The 36,000-acre wildfire claimed one of the state's most photographed abandoned homes.
Melissa Weimar, who farms nearby, took a photo of the rubble.
Several other structures burned in the Substation Fire.
KGW visited another home site on Robert's Market Road that was destroyed. There were no people or cars nearby.
Among the rubble sat a mailbox and a children's swing set.
“It is traumatic,” said Tammy Sullivan, a volunteer with the American Red Cross, who was tapped to run the emergency shelter at the Dalles Middle School.
As of noon Wednesday, she said six people had come through the shelter.
Three planned to stay the night.
Most evacuees, she said, had made arrangements to stay with family or friends nearby.
“We have health services available for them,” she said. “We have emotional support.”
Mark MacNab was one of the three planning to sleep at the school.
He’s confined to a motorized wheelchair and has respiratory issues, as do many in the complex, he said.
It houses primarily elderly residents, whom county leaders evacuated Wednesday morning under a Level 2 notice.
“One of the guys that came down with us… says, as soon as we got out of the area, 'Oh, I can breathe a lot better,’” said MacNab. “And you did.

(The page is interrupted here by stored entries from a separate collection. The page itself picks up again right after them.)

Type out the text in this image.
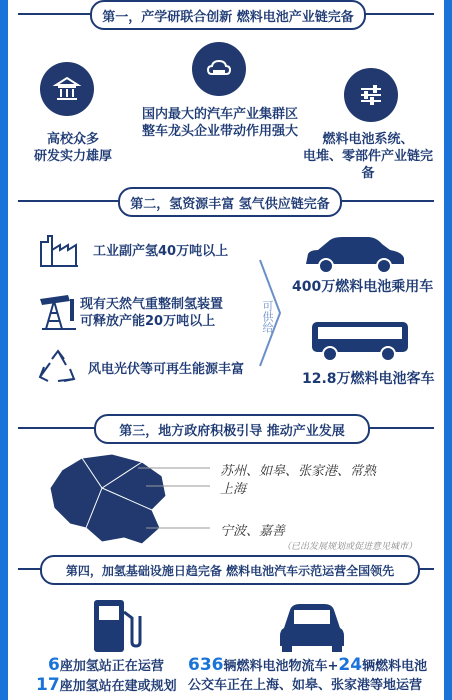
第一，产学研联合创新 燃料电池产业链完备
高校众多
研发实力雄厚
国内最大的汽车产业集群区
整车龙头企业带动作用强大
燃料电池系统、
电堆、零部件产业链完备
第二，氢资源丰富 氢气供应链完备
工业副产氢40万吨以上
现有天然气重整制氢装置
可释放产能20万吨以上
风电光伏等可再生能源丰富
可供给
400万燃料电池乘用车
12.8万燃料电池客车
第三，地方政府积极引导 推动产业发展
苏州、如皋、张家港、常熟
上海
宁波、嘉善
（已出发展规划或促进意见城市）
第四，加氢基础设施日趋完备 燃料电池汽车示范运营全国领先
6座加氢站正在运营
17座加氢站在建或规划
636辆燃料电池物流车+24辆燃料电池
公交车正在上海、如皋、张家港等地运营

You left your apartment to go outside, and you can taste the smoke.”
MacNab added he wasn’t worried about his home burning in the fire.
But he, like many Wednesday, had heard people were losing everything.
“You can't help it. You feel sorry for people who lost houses and buildings,” he said. “It disrupts your lives, but that's part of living out in the country, too.”